Reaktion: Die “Prognose”
Die Vertreter der Freien und der RFFU protestierten damals zwar gegen die „Prognose“; der Protest hielt sich aber in Grenzen. Denn es gab ja nicht mehr viele, wegen deren Interessen protestiert werden müsste. Die Beschäftigungsbeschränkung betraf die „alten” Freien Mitarbeiterinnen nicht mehr, denn sie hatten jetzt entweder als Redakteure, Technikerinnen und Kameraleute einen festen Arbeitsplatz, oder sie durften einigermaßen unlimitiert weiterarbeiten, wenn sie freiwillig auf eine Stelle verzichteten, die ihnen eigentlich zustand.16 Wer mag, kann in der WDR-Bibliothek in den Jahrgängen 1974/75 der Betriebszeitschrift „Fünkchen” die damals ständig vorhandene Rubrik „Übernahme aus Freier Mitarbeit” studieren und nach prominenten Namen suchen.
Die neue Generation der Freien bekam dann sowohl die Segnungen als auch Härten der Entwicklung zu spüren: mit neu abgeschlossenen Tarifverträgen, aber auch mit der „Prognose“ – zwei Seiten der selben Medaille.

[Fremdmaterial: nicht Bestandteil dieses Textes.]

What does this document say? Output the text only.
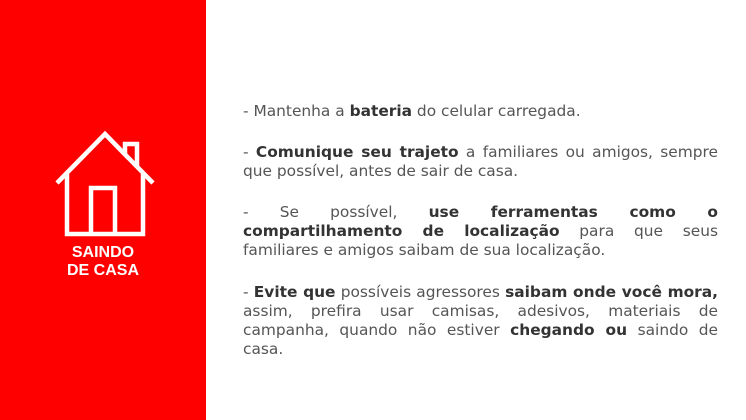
SAINDO
DE CASA

- Mantenha a bateria do celular carregada.

- Comunique seu trajeto a familiares ou amigos, sempre que possível, antes de sair de casa.

- Se possível, use ferramentas como o compartilhamento de localização para que seus familiares e amigos saibam de sua localização.

- Evite que possíveis agressores saibam onde você mora, assim, prefira usar camisas, adesivos, materiais de campanha, quando não estiver chegando ou saindo de casa.
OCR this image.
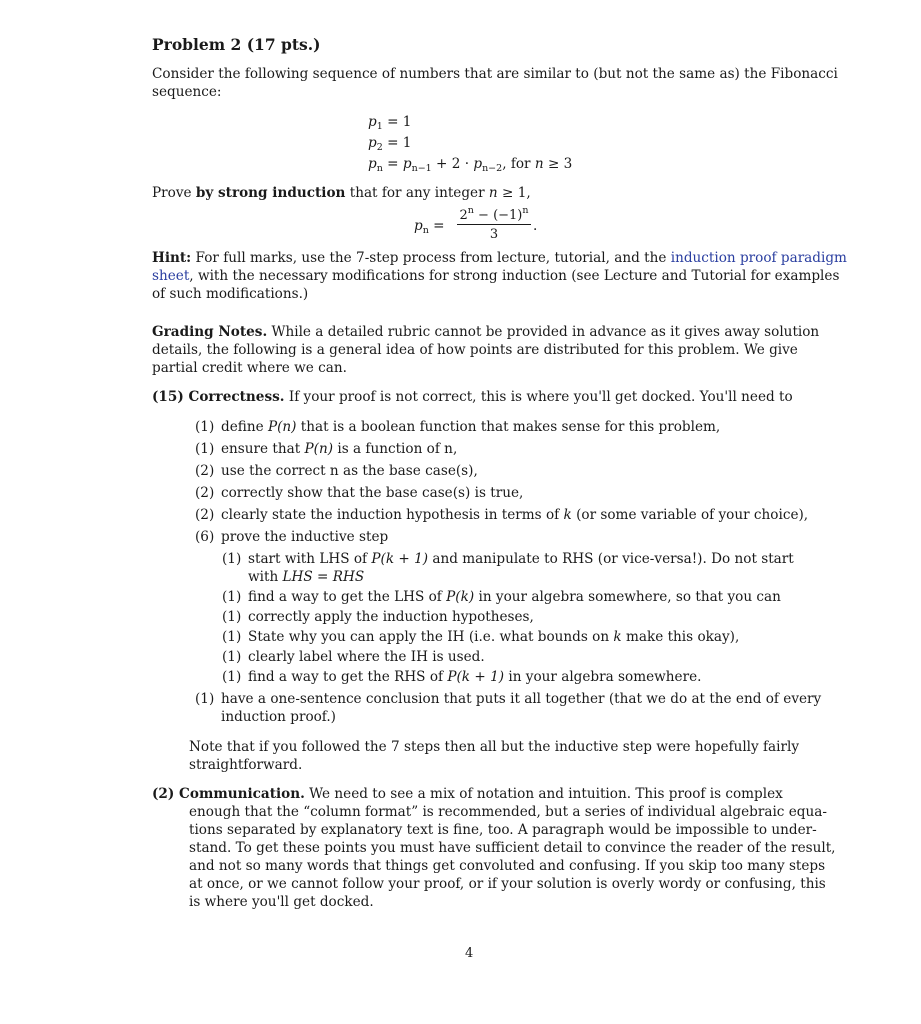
Problem 2 (17 pts.)
Consider the following sequence of numbers that are similar to (but not the same as) the Fibonacci
sequence:
$p_1 = 1$
$p_2 = 1$
$p_n = p_{n-1} + 2 \cdot p_{n-2}$, for n ≥ 3
Prove by strong induction that for any integer n ≥ 1,
$p_n$ =
$2^n - (-1)^n$
3
.
Hint: For full marks, use the 7-step process from lecture, tutorial, and the induction proof paradigm
sheet, with the necessary modifications for strong induction (see Lecture and Tutorial for examples
of such modifications.)
Grading Notes. While a detailed rubric cannot be provided in advance as it gives away solution
details, the following is a general idea of how points are distributed for this problem. We give
partial credit where we can.
(15) Correctness. If your proof is not correct, this is where you'll get docked. You'll need to
(1) define P(n) that is a boolean function that makes sense for this problem,
(1) ensure that P(n) is a function of n,
(2) use the correct n as the base case(s),
(2) correctly show that the base case(s) is true,
(2) clearly state the induction hypothesis in terms of k (or some variable of your choice),
(6) prove the inductive step
(1) start with LHS of P(k + 1) and manipulate to RHS (or vice-versa!). Do not start
with LHS = RHS
(1) find a way to get the LHS of P(k) in your algebra somewhere, so that you can
(1) correctly apply the induction hypotheses,
(1) State why you can apply the IH (i.e. what bounds on k make this okay),
(1) clearly label where the IH is used.
(1) find a way to get the RHS of P(k + 1) in your algebra somewhere.
(1) have a one-sentence conclusion that puts it all together (that we do at the end of every
induction proof.)
Note that if you followed the 7 steps then all but the inductive step were hopefully fairly
straightforward.
(2) Communication. We need to see a mix of notation and intuition. This proof is complex
enough that the “column format” is recommended, but a series of individual algebraic equa-
tions separated by explanatory text is fine, too. A paragraph would be impossible to under-
stand. To get these points you must have sufficient detail to convince the reader of the result,
and not so many words that things get convoluted and confusing. If you skip too many steps
at once, or we cannot follow your proof, or if your solution is overly wordy or confusing, this
is where you'll get docked.
4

Der WDR focht seine verlorenen zwölf „Einklagungs”-Prozesse bis zur letzten Instanz, dem Bundesverfassungsgericht, durch. Erst das oberste deutsche Gericht gab 1982 dem WDR Recht und stellte fest, die Rundfunkfreiheit bedeute für die Sender: „Sie müssen daher auf einen breit gestreuten Kreis geeigneter Mitarbeiter zurückgreifen können, was seinerseits voraussetzen kann, dass diese nicht auf Dauer, sondern nur für die Zeit beschäftigt werden, in der sie benötigt werden.”17
Das müssten die Arbeitsrichter bei programmgestaltenden Mitarbeiterinnen berücksichtigen. Immerhin sah der WDR sich nach dem Ende der Prozesse in der Lage, die Beschäftigungsgrenzen für „programmgestaltende Mitarbeiter” zu erhöhen, von damals drei bis sechs Tagen auf die dann lange geltenden durchschnittlichen acht Tage pro Monat.
Eigentlich aber war meines Erachtens die strikte Form der Prognose mit dem Bundesverfassungsgerichtsurteil unnötig geworden. Denn nun konnten sich die Sender bei programmgestaltenden Mitarbeitern immer auf ihr Abwechslungsbedürfnis berufen, und selbst Menschen, die als Freie 280 oder 290 Tage im Jahr in ihren Rundfunk zur Arbeit gingen, bekamen vor dem Arbeitsgericht keine feste Stelle zugesprochen, wenn sie nicht in Dienstpläne eingeteilt oder weisungsgebunden waren. Dazu mehr hier.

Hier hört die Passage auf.